Tarım da sel ve kuraklığın ne zaman ne şekilde olacağının kestirmenin mümkün olmadığını söyleyen Başkan Şaylan hava koşullarını kestirmenin mümkün olmadığını aşırı yağışlarında tarımda olumsuz etkilileri beraberinde getirdiğini söyledi.
Başkan Ekrem Şaylan koşullar hakkında şunları kaydetti: “Süt üretmek için en büyük girdi kalemini yem oluşturuyor. Bu anlamda üreticilerimiz, maliyetlerini düşürmek ve hayvancılıkta, süt üretiminde kalite ve verimi korumak için yeşil ot ve kaba yem üretiminin büyük bir bölümünü tarlalarında kendileri gerçekleştiriyor. Son yıllarda etkili olan kuraklık sebebiyle üreticilerimizin yem bitkisi üretimlerinde verim ve kalite düşüşleri yaşıyoruz. Tarlalara ekilen yem bitkilerinde sulama imkânı olan yerlerde bile aşırı sıcaklıklar sebebiyle ürünlerde rekolte kayıplarıyla karşı karşıya kalınıyor. Birçok üreticimiz mazot, elektrik, tohum ve en önemlisi büyük emekler harcayarak yem bitkisi ekimi yaptıkları alanlardan, bekledikleri verimi alamıyorlar.

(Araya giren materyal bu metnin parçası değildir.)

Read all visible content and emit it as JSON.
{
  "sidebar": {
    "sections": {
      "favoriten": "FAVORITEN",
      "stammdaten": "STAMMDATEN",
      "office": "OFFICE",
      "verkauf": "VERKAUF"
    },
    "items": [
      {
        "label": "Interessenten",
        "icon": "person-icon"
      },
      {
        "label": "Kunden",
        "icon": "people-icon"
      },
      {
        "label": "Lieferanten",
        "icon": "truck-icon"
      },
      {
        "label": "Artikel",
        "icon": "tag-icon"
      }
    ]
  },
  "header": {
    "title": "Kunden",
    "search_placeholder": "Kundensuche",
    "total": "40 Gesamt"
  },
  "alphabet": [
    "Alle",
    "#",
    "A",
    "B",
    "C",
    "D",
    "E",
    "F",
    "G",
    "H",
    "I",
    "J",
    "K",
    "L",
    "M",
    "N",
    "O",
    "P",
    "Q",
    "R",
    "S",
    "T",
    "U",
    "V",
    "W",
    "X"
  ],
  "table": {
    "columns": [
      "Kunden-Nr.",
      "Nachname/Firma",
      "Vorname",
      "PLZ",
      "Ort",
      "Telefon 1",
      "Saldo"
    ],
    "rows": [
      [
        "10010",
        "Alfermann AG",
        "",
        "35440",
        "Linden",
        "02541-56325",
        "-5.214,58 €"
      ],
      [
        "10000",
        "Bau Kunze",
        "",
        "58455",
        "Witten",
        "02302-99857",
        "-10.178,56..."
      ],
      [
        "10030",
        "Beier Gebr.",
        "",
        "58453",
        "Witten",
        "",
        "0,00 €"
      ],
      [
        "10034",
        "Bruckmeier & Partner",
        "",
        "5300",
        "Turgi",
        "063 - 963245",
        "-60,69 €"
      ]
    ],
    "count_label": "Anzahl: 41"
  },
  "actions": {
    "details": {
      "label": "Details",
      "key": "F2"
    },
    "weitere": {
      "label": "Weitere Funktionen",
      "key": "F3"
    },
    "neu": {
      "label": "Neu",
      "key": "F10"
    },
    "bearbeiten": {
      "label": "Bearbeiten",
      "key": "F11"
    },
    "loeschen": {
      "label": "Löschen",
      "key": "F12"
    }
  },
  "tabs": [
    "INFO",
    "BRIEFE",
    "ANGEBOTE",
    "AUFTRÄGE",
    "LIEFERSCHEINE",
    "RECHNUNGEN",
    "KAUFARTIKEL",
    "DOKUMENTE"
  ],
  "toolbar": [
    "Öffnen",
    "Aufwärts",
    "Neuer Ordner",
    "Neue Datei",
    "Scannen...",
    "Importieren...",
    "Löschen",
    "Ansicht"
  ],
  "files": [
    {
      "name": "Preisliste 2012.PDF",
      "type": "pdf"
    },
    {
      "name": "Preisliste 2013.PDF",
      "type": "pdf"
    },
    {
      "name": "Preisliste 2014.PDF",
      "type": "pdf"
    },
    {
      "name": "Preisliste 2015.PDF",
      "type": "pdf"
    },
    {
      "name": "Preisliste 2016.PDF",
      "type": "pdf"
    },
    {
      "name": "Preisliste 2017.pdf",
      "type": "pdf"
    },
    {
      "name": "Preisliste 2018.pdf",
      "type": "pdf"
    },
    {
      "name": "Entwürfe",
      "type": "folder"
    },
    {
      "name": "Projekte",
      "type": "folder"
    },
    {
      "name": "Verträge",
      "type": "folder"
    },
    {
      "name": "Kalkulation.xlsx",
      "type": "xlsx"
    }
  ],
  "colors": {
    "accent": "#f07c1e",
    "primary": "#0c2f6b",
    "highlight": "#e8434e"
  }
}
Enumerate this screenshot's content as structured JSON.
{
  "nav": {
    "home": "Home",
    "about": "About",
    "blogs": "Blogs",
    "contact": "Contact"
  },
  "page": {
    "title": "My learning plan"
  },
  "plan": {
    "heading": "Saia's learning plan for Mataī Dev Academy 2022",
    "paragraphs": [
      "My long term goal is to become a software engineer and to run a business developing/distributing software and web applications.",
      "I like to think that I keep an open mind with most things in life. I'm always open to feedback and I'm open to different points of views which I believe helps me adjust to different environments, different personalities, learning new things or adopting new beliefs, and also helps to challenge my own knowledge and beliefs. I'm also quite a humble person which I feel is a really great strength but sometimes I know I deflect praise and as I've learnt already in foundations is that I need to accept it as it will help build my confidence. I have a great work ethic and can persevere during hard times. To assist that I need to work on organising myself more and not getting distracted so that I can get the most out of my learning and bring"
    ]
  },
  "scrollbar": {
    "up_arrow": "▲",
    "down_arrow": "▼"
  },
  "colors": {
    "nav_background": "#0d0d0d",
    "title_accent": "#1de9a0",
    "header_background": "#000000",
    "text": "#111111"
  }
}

Ürünlerimizdeki rekolte kayıplarının her yıl daha da arttığını gözlemliyoruz.
Yem bitkisi üretimindeki kuraklığa, sıcaklık artışlarına bağlı verim kaybının, üreticilerin üretim maliyetlerini ciddi oranda artırdığına işaret eden Şaylan, “Hayvanları için yeterli yem bitkisini üretemeyen üreticilerimiz, daha fazla maliyetle yem almak zorunda kalıyor. Üreticilerimiz, genel maliyetler de artınca, üretimin sürdürülebilir olmaması sebebiyle hayvancılıktan geçinemez hale geldi. Bu şekilde devam ederse süt ve et üretimi başta olmak üzere diğer tarımsal gıdalarda da ihtiyaç olan üretimin gerçekleştirilmesi oldukça zor gözüküyor” diye konuştu.
Başkan Şaylan, kuraklığa karşı yapılması gereken öneriler konusunda da şunları söyledi:“Öncelikle insanlık olarak yaşam kaynağı olan suyun öneminin bilincine bir an önce vararak, suyumuzu verimli bir şekilde kullanmayı öğrenmemiz gerekiyor. Bir litre süt, 1 kilo et üretilirken ne tür kaynakların kullanıldığını, ne emekler verildiğini unutmamamız gerekiyor. Gıda üretiminin sekteye uğramaması için planlanan ya da ihtiyaç duyulan ve uygun görülen yerlere yapılan baraj, gölet, dere yatağı bentleri, kapalı sulama kanalı çalışmalarının artırılması sağlanmalı. Kuraklığa karşı üretim pratiklerimiz mecburi şekilde değişikliğe uğruyor. Yem maliyetlerinin düşürülmesi, üretimin doğaya en az zararla yapılabilmesi, hayvan refahının, verimin ve kalitenin yakalanabilmesi, doğal yaşamın korunabilmesi için sürdürülebilir tarımın olmazsa olmazı olan mera ve çayırların önemini gündemde tutmalıyız. Bu anlamda mera ve çayırların öncelikle korunması, ıslah edilmesi ve bu doğal üretim alanlarının uygun kiralama koşullarıyla üreticilerimizin daha yaygın bir şekilde kullanmaları sağlanmalıdır” dedi.